Department of Obstetrics and Gynaecology, University of British Columbia, Room C420-4500 Oak Street, Vancouver, British Columbia, V6H 3N1, Canada.
Liggins Institute, University of Auckland, Auckland, New Zealand.
Syst Rev. 2021 Dec 3;10(1):305. doi: 10.1186/s13643-021-01849-5.
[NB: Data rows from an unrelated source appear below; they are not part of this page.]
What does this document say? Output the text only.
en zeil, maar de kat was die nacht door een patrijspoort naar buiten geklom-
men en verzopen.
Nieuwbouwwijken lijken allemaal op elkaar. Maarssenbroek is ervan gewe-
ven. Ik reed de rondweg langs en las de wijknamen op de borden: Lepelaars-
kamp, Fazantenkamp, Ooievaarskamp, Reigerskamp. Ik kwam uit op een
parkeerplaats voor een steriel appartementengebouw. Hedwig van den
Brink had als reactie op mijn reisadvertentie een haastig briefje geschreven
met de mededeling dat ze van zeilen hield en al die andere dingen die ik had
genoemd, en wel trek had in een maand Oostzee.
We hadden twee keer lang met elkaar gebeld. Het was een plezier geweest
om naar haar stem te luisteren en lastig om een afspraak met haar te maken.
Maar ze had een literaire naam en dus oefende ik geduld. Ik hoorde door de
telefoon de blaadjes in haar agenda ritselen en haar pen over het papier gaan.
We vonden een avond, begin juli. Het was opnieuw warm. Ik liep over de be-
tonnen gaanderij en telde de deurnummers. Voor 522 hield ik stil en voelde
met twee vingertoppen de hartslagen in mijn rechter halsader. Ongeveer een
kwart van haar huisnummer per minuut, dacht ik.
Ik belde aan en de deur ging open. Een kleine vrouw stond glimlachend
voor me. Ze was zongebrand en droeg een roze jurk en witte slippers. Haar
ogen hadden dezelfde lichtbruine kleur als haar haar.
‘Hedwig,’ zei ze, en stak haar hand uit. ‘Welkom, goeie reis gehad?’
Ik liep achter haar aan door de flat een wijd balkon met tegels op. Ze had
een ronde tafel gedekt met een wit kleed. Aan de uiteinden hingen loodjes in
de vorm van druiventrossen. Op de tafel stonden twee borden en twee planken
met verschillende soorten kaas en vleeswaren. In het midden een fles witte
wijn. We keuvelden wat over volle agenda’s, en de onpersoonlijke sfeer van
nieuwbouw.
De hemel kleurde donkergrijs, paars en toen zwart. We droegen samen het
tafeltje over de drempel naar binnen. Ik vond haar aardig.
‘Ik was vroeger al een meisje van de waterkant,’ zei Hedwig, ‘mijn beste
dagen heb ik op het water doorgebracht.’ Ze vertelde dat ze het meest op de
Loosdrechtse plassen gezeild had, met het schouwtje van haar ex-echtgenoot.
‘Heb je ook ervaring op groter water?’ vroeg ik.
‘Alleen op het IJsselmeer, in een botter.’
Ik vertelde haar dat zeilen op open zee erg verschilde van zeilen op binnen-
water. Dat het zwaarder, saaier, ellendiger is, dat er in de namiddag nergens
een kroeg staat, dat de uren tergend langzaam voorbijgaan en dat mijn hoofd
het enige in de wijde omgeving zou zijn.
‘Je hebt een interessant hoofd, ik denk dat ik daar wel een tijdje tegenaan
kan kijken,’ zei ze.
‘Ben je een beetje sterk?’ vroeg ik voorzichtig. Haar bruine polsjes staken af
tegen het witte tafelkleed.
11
Early onset fetal growth restriction secondary to placental insufficiency can lead to severe maternal and neonatal morbidity and mortality. Pre-clinical studies and a few small randomised clinical trials have suggested that phosphodiesterase type 5 (PDE-5) inhibitors may have protective effects against placental insufficiency in this context; however, robust evidence is lacking. The STRIDER Consortium conducted four randomised trials to investigate the use of a PDE-5 inhibitor, sildenafil, for the treatment of early onset fetal growth restriction. We present a protocol for the pre-planned systematic review with individual participant data meta-analysis, aggregate meta-analysis, and trial sequential analysis of these and other eligible trials. The main objective of this study will be to evaluate the effects of PDE-5 inhibitors on neonatal morbidity compared with placebo or no intervention among pregnancies with fetal growth restriction.
We will search the following electronic databases with no language or date restrictions: OVID MEDLINE, OVID EMBASE, the Cochrane Controlled Register of Trials (CENTRAL), and the clinical trial registers Clinicaltrials.gov and World Health Organisation International Clinical Trials Registry Platform (ICTRP). We will identify randomised trials of PDE-5 inhibitors in singleton pregnancies with growth restriction. Two reviewers will independently screen all citations, full-text articles, and abstract data. Our primary outcome will be infant survival without evidence of serious adverse neonatal outcome. Secondary outcomes will include gestational age at birth and birth weight z-scores. We will assess bias using the Cochrane Risk of Bias 2 tool. We will conduct aggregate meta-analysis using fixed and random effects models, Trial Sequential Analysis, and individual participant data meta-analysis using one- and two-stage approaches. The certainty of evidence will be assessed with GRADE.
This pre-defined protocol will minimise bias during analysis and interpretation of results, toward the goal of providing robust evidence regarding the use of PDE-5 inhibitors for the treatment of early onset fetal growth restriction.
PROSPERO (CRD42017069688).
胎盘功能不全导致的早期胎儿生长受限可导致严重的母婴发病率和死亡率。临床前研究和一些小型随机临床试验表明,磷酸二酯酶 5(PDE-5)抑制剂在这种情况下可能对胎盘功能不全具有保护作用;然而,缺乏确凿的证据。STRIDER 联合会进行了四项随机试验,以研究 PDE-5 抑制剂西地那非治疗早期胎儿生长受限的作用。我们提出了一项方案,对这些试验和其他符合条件的试验进行预先计划的系统评价,包括个体参与者数据荟萃分析、汇总荟萃分析和试验序贯分析。本研究的主要目的将是评估 PDE-5 抑制剂与安慰剂或无干预相比,在胎儿生长受限的妊娠中对新生儿发病率的影响。
我们将在没有语言或日期限制的情况下搜索以下电子数据库:OVID MEDLINE、OVID EMBASE、Cochrane 对照试验登记册(CENTRAL)以及临床试验登记处 Clinicaltrials.gov 和世界卫生组织国际临床试验注册平台(ICTRP)。我们将确定 PDE-5 抑制剂在胎儿生长受限的单胎妊娠中的随机试验。两名评审员将独立筛选所有引用、全文文章和摘要数据。我们的主要结局将是无严重不良新生儿结局的婴儿存活率。次要结局将包括出生时的胎龄和出生体重 z 评分。我们将使用 Cochrane 偏倚风险 2 工具评估偏倚。我们将使用固定和随机效应模型进行汇总荟萃分析,使用单阶段和两阶段方法进行试验序贯分析和个体参与者数据荟萃分析。证据的确定性将使用 GRADE 进行评估。
本预先定义的方案将最大限度地减少分析和解释结果中的偏倚,旨在为 PDE-5 抑制剂治疗早期胎儿生长受限的应用提供有力的证据。
PROSPERO(CRD42017069688)。